Ques: Did you ever hear somebody tearing their abs/rectus abdominis muscle or getting injured in this region?

No…I haven’t!

While I am in the process of building it; I have NEVER paid too attention to this muscle. Perhaps this is the first time I have brought my attention to this muscle group properly – meaning when I treating it as a body part and training it.

Here are my reasons:

1) It is a muscle’s – Rectus Abdominis (& Obliques) form only one part of the core and very small muscle group in compare to many others in our body. Core’s reliance is also on, much bigger and functionally important – Spinal and pelvic floor muscles.
2) Fact: It is one of the most worked muscle in our day today life and in any field sport. Therefore, it may need to be rested. Think of it as anterior spine for visualisation purposes.
3) Think of our abdominal area as your dressing room full of cupboards except that it stores fat (adipocytes) instead of clothes.

4) For this muscle group to show up, one needs to empty these fat stores. I am in the process as you can see in the pics. Burn more or eat less. It is a slow process and no supplement can make it disappear.
5) For this muscle group to build bigger, one needs to train this muscle group JUST HOW WE TRAIN other muscle groups. However, to keep it healthy/active, which is the need of the sport, one needs whole body work-out.

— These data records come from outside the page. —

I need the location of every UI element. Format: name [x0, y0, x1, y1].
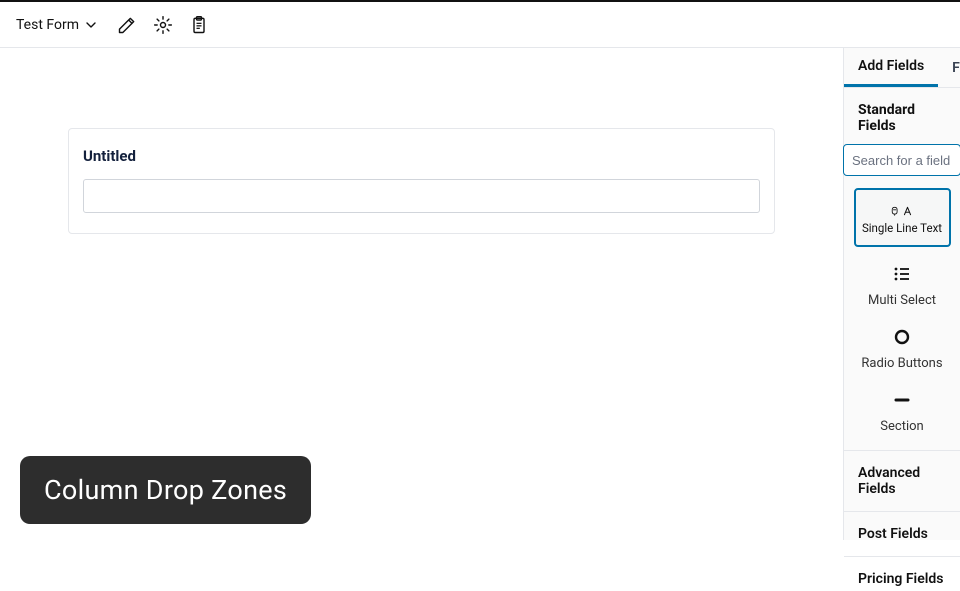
section-post-fields[interactable]: Post Fields	[844, 511, 960, 556]
radio-icon	[848, 328, 956, 346]
palette-multi-select[interactable]: Multi Select	[844, 253, 960, 316]
overlay-caption: Column Drop Zones	[20, 456, 311, 524]
search-input[interactable]	[843, 144, 960, 176]
section-pricing-fields[interactable]: Pricing Fields	[844, 556, 960, 591]
minus-icon	[848, 391, 956, 409]
chevron-down-icon	[85, 19, 97, 31]
form-field-untitled[interactable]: Untitled	[68, 128, 775, 234]
palette-label: Multi Select	[848, 293, 956, 308]
tab-add-fields[interactable]: Add Fields	[844, 48, 938, 87]
section-standard-fields[interactable]: Standard Fields	[844, 88, 960, 144]
palette-label: Single Line Text	[860, 221, 945, 235]
form-switcher[interactable]: Test Form	[16, 17, 97, 33]
clipboard-icon[interactable]	[189, 15, 209, 35]
palette-radio-buttons[interactable]: Radio Buttons	[844, 316, 960, 379]
sidebar-tabs: Add Fields Fiel	[844, 48, 960, 88]
palette-label: Section	[848, 419, 956, 434]
search-wrap	[843, 144, 960, 186]
top-icons	[117, 15, 209, 35]
section-advanced-fields[interactable]: Advanced Fields	[844, 450, 960, 511]
sidebar: Add Fields Fiel Standard Fields Sing	[843, 48, 960, 540]
pencil-icon[interactable]	[117, 15, 137, 35]
palette-single-line-text[interactable]: Single Line Text	[854, 188, 951, 247]
gear-icon[interactable]	[153, 15, 173, 35]
grab-text-icon	[891, 200, 913, 219]
tab-field-settings[interactable]: Fiel	[938, 48, 960, 87]
field-label: Untitled	[83, 147, 760, 165]
palette-section[interactable]: Section	[844, 379, 960, 442]
field-palette: Single Line Text Multi Select Radio Butt…	[844, 186, 960, 450]
palette-label: Radio Buttons	[848, 356, 956, 371]
top-bar: Test Form	[0, 0, 960, 48]
list-icon	[848, 265, 956, 283]
form-name: Test Form	[16, 17, 79, 33]
field-input[interactable]	[83, 179, 760, 213]
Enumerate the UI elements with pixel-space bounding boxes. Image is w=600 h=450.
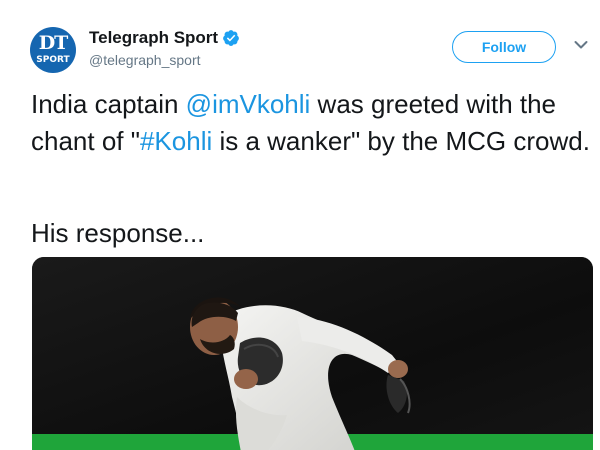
tweet-media-photo[interactable]	[32, 257, 593, 450]
account-handle[interactable]: @telegraph_sport	[89, 52, 201, 68]
avatar[interactable]: DT SPORT	[30, 27, 76, 73]
hashtag-link[interactable]: #Kohli	[140, 126, 212, 156]
tweet-text: India captain @imVkohli was greeted with…	[31, 86, 596, 160]
verified-badge-icon	[223, 30, 239, 46]
tweet-text-segment: is a wanker" by the MCG crowd.	[212, 126, 590, 156]
avatar-logo-text: DT	[38, 32, 69, 54]
tweet-text-line2: His response...	[31, 218, 205, 248]
account-name-row[interactable]: Telegraph Sport	[89, 27, 240, 49]
cricket-photo-illustration	[32, 257, 593, 450]
chevron-down-icon[interactable]	[574, 40, 588, 50]
mention-link[interactable]: @imVkohli	[186, 89, 311, 119]
display-name[interactable]: Telegraph Sport	[89, 28, 218, 48]
follow-button[interactable]: Follow	[452, 31, 556, 63]
avatar-logo-subtext: SPORT	[36, 55, 70, 65]
tweet-text-segment: India captain	[31, 89, 186, 119]
tweet-card: DT SPORT Telegraph Sport @telegraph_spor…	[0, 0, 600, 450]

Considering all the above factors one should not focus too much on building abs. Instead one should:

a) Train the whole body (specific to the sport). Think of other muscles attached to any muscle function – antagonist or synergists; because it is not just about that one muscle when it comes to fitness.
b) Treat this as a small muscle group and attend to it accordingly. No need for those crunches everyday. Leave aside 100’s! Think of an athlete – staying in flexed position (same muscle) almost all through the day.
c) Warm it up just how we would warm up different body parts before a game/match
d) Don’t ‘over train’ this muscle group in lieu of fitness. It has a HUGE contribution from ‘nutrition’ and/or creating calorie deficit. Therefore, training this won’t get you where you want to be unless you burn fat.
e) From field sports perspective, over-doing it can compromise your ‘spine’ health, and also, would create imbalance in the core. This can further lure injuries anywhere in the body – its The Core at play here.
f) It is impossible to create a whole body training sequence (in any form of training including yoga) without attending to this inadvertently. So don’t worry…it is getting trained for what’s it worth.
g) Although it is incorrect to say this as everything has to work together in a movement; however, if I were rate it as per the importance in a movement; it would be minimal. Important of course…but then It does what it does even without showing up.

Having said all that…it is not bad to build ‘abs’. It is great. Just that don’t rush into the process. Don’t break your ‘back’ in lieu of building these boxes. Or compromise on other training that, may be of more help to you, given your situation in lieu of beautifying your appearance.

Example: I am very often asked by my boys – how can we get abs without training for it?

Science. I would snap 🙂

I am on it now…will try my best. However it is more challenging for me than any serious athlete because I don’t change my diet. I want to achieve it while eating the food that I eat regularly, living the life same as usual, and training the same time. Its more like food management for me than changing my diet or stop eating anything specific.

Calorie deficit for me comes from training and not from diet which is very hard because I never over train. And this is where the study aspect comes for me.

Ques: How do you do it keeping everything same?

Ans: By improving your peak performance.

Important note: I eat normal food…train an hour max….take breaks like every office goer….enjoy a desert sometimes…relish a chilled….and lastly, no supplements other than whey protein which is also periodic.